French football clubs are in a serious economic situation due to the pandemic, with operating losses of 1,400 million euros last season, which raises concerns about bankruptcies of entities, the person responsible for financial control of this company tells L'Equipe sport.
These losses are in addition to the red numbers of 1,200 million of the previous campaign, adds Jean-Marc Mickeler, president of the National Directorate of Management Control, in an interview published today by the sports newspaper. These losses are broken down mainly in television rights (400 million) and transfers (300 million), in addition to subscriptions and tickets and sponsorships, he details.
The result is that the teams have an accumulated debt that exceeds one billion euros, more than double that of two years ago, adds Mickelar, who warns that "the worst is yet to come." He warns that if the 330 million agreed with Canal + for the retransmission of two games per day did not arrive (there are problems with the payment channel) and the fall in equity continues, "bankruptcies cannot be excluded."
He explains that there are shareholders who have reached "the end of their ability to plug the economic holes" of the clubs.

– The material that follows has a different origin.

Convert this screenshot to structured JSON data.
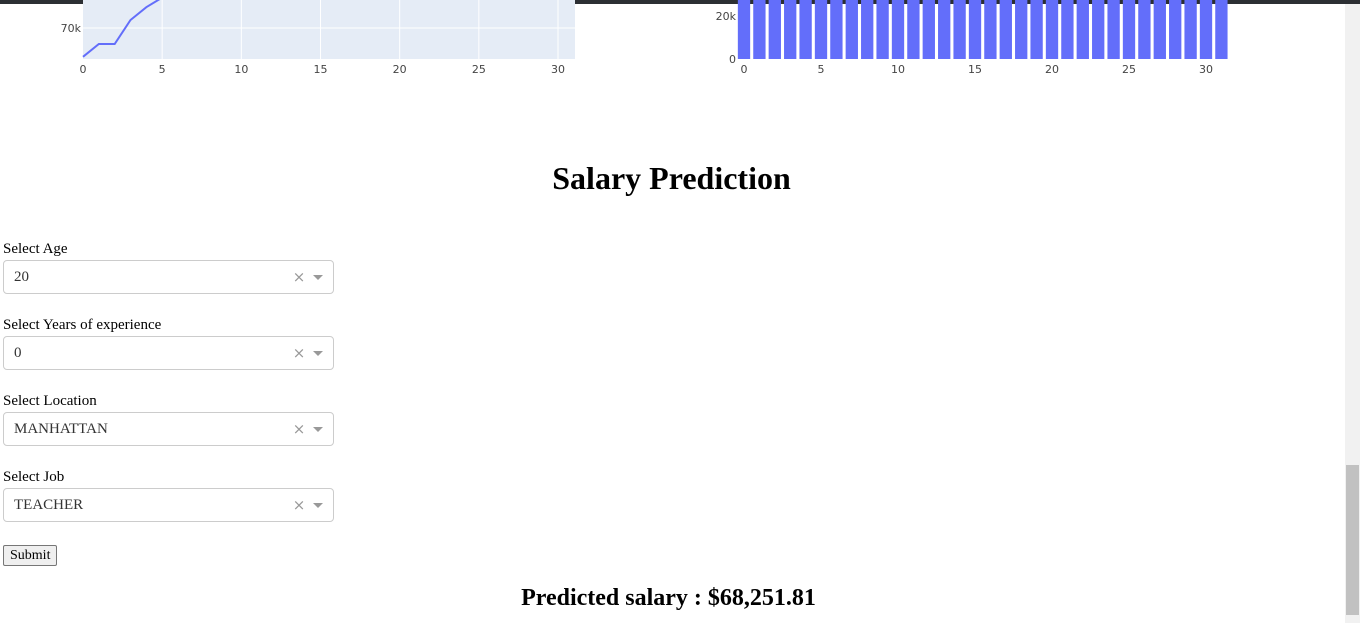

From the bankruptcy, a historic French football player, Girondins de Bordeaux, has been saved for the time being, after the agreement for the takeover by the previous owner of Lille, businessman Gérard Lopez. However, the DGCC president stresses that Bordeaux, and most other football clubs in the country, must undergo major surgery to transform their business model.
"The teams must reduce their salary mass," he says, and recalls that seven first division teams have more than 40 players under contract, something that "does not make sense." French teams have traditionally turned to transfers to balance their scores, but the pandemic has left teams in other major leagues with far less money to invest in transfers.